Food and Drug Administration Silver Spring, MD, United States
Ivone Kim, Debra Ryan, Carmen Cheng and Cindy Kortepeter, Food and Drug Administration, Silver Spring, MD
Background/Purpose: FDA approved belimumab, the first targeted biological treatment for SLE, in March 2011 for adults with active, seropositive SLE receiving standard therapy. The indicated population for belimumab for SLE was expanded in April 2019 to include pediatric patients 5-17 years old, making belimumab the first approved treatment for pediatric patients with SLE. FDA approval relied on a randomized clinical trial (RCT) conducted in pediatric patients that evaluated the efficacy, safety, and pharmacokinetics of belimumab. However, the rarity of childhood-onset SLE limited RCT enrollment; therefore, efficacy was also supported by extrapolation of efficacy from adult studies. FDA conducts ongoing postmarketing safety surveillance, including the monitoring of adverse event (AE) reports submitted to the FDA Adverse Event Reporting System (FAERS) database. The purpose of this study is to provide a descriptive analysis of the postmarketing AE reports in FAERS for belimumab use in pediatric patients.
Methods: We searched FAERS for all AEs reported with belimumab for pediatric patients, age 0-17 years old, from March 9, 2011 (approval date of belimumab) through March 22, 2022. We excluded reports that 1) lacked sufficient information for case assessment, 2) described transplacental exposure, 3) did not describe AEs with belimumab, 4) were derived from a previously reviewed clinical trial, 5) were duplicative, 6) had miscoded age.
Results: We identified 27 FAERS cases reporting AEs in pediatric patients with belimumab, including 8 cases (30%) received from the U.S. and 19 (70%) from foreign countries. Fifteen (55%) were reported by physicians, 8 (30%) reported by other health care professionals and 4 (15%) reported by consumers. The mean reported age was 15 years (range 4 to 17 years). The cases reported 20 (74%) females and 7 (26%) males. The reported indication for use was SLE for 23 (85%) cases and complement deficiency disease for 1 (4%) case; 3 (11%) cases did not report an indication for use. Eleven (41%) cases reported hospitalization, and 1 (4%) case reported fatality due to a pulmonary infection complicated by sepsis.
Of the 27 FAERS cases associated with belimumab, 22 (81%) cases reported AEs that are listed in the current belimumab labeling, and 5 (19%) cases reported unlabeled AEs. Some cases reported more than one AE. Table 1 lists the labeled AEs and Table 2 lists the unlabeled AEs reported with belimumab in the FAERS database. The case narratives had limited information to determine whether the unlabeled AEs were related to belimumab exposure.
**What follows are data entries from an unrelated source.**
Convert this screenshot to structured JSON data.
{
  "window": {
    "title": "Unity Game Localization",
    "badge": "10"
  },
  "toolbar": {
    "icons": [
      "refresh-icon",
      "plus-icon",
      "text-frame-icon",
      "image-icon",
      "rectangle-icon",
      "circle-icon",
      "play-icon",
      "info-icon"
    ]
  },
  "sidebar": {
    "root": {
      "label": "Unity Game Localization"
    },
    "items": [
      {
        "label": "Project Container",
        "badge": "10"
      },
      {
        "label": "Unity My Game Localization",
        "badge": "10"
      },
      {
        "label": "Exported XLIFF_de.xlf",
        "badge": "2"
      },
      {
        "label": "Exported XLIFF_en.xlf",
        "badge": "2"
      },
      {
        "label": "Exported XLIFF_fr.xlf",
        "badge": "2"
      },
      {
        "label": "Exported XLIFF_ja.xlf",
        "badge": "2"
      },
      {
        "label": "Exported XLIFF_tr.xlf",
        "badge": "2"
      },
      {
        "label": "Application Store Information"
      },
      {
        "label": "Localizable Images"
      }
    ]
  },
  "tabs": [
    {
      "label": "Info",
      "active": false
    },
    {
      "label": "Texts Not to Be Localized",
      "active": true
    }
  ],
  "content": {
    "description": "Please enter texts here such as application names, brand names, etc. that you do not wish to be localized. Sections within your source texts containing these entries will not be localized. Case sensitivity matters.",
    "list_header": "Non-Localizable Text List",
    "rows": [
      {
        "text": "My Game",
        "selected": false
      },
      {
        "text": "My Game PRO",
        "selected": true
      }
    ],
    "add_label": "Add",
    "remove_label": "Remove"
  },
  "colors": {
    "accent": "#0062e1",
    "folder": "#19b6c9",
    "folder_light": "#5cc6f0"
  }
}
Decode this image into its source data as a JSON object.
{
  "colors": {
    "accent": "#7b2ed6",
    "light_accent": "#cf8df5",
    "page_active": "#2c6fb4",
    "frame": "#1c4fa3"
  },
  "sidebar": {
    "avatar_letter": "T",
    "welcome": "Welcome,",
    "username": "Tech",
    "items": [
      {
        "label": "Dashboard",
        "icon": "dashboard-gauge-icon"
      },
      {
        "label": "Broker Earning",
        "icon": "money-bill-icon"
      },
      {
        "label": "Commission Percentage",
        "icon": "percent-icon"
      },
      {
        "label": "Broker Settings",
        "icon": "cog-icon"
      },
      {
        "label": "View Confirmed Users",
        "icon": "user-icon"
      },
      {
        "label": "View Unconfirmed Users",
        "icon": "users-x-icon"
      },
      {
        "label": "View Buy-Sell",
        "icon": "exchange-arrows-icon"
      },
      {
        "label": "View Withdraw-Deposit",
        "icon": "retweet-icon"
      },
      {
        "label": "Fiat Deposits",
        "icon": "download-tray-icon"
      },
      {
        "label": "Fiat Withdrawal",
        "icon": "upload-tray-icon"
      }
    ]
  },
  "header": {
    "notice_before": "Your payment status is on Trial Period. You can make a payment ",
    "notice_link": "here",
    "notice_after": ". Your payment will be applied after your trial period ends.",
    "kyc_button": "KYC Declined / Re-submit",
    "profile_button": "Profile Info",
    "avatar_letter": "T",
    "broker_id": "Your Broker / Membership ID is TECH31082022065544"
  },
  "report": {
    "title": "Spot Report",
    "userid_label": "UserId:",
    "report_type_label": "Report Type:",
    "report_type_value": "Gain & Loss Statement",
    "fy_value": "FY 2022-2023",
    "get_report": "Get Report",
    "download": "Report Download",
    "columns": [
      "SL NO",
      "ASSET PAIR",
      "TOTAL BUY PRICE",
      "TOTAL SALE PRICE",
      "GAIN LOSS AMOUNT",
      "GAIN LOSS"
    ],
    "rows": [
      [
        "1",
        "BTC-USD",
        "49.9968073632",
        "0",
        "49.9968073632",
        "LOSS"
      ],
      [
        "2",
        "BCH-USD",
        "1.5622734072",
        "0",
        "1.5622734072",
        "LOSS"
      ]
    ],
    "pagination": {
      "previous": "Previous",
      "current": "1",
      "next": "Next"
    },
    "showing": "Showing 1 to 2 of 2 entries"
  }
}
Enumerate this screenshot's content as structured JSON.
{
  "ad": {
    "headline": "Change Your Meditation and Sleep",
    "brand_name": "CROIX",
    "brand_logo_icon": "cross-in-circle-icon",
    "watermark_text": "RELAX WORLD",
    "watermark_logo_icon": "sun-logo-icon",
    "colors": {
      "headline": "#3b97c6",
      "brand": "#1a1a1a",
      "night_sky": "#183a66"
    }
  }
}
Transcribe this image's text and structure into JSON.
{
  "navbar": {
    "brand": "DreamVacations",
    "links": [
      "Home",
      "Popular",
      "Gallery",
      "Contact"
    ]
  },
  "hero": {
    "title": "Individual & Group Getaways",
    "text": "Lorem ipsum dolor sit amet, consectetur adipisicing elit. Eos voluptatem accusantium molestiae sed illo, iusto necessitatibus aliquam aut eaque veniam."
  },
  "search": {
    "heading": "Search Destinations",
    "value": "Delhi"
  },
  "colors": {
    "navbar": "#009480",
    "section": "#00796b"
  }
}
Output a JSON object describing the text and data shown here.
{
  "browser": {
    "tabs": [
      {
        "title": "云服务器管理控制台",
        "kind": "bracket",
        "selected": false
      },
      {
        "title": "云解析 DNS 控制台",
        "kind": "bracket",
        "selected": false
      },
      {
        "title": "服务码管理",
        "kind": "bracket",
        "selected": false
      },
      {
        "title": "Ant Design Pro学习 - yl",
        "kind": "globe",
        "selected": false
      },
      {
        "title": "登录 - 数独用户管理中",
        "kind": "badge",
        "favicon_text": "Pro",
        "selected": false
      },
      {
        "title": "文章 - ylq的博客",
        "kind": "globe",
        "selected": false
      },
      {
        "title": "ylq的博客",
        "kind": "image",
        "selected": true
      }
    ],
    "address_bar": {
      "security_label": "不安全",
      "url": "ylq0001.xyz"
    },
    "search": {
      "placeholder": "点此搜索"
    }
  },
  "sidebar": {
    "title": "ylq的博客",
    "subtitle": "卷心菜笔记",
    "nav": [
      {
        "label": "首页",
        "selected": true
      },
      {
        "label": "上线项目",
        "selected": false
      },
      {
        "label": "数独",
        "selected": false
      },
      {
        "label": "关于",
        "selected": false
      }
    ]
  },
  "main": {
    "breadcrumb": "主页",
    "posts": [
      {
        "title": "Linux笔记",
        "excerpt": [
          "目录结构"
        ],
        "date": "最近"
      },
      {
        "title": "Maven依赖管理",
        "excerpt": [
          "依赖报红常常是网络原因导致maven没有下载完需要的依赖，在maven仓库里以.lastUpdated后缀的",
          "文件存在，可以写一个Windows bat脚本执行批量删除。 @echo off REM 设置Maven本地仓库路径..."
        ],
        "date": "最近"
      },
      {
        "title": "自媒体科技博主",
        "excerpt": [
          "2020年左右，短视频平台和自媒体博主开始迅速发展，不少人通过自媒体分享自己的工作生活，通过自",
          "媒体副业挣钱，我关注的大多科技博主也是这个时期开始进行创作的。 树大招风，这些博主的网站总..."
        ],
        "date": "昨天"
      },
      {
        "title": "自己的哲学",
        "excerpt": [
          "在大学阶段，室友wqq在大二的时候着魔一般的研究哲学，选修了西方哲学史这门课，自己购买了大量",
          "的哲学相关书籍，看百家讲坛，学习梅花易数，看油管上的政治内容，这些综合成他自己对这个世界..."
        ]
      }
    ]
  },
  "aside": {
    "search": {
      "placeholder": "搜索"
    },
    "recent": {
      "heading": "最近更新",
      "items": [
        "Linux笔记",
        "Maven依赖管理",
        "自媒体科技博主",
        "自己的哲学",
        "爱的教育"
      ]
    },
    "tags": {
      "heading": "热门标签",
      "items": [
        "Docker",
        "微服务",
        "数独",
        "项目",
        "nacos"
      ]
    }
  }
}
Conclusion: Evaluation of the available FAERS postmarketing data did not identify new safety concerns for belimumab use in pediatric patients. Most reported AEs are consistent with known AEs described in the current belimumab labeling. Few pediatric AEs have been reported to FAERS since approval, and healthcare providers are strongly encouraged to report AEs. Continued pharmacovigilance is important to understand the full spectrum of belimumab safety. Further evaluation using all available data sources is needed before further conclusions about belimumab safety can be made. Table 1. Labeled Adverse Events Reported with Belimumab in the FAERS Database
Table 2. Unlabeled Adverse Events Reported with Belimumab in the FAERS Database Disclosures: I. Kim, None; D. Ryan, None; C. Cheng, None; C. Kortepeter, None.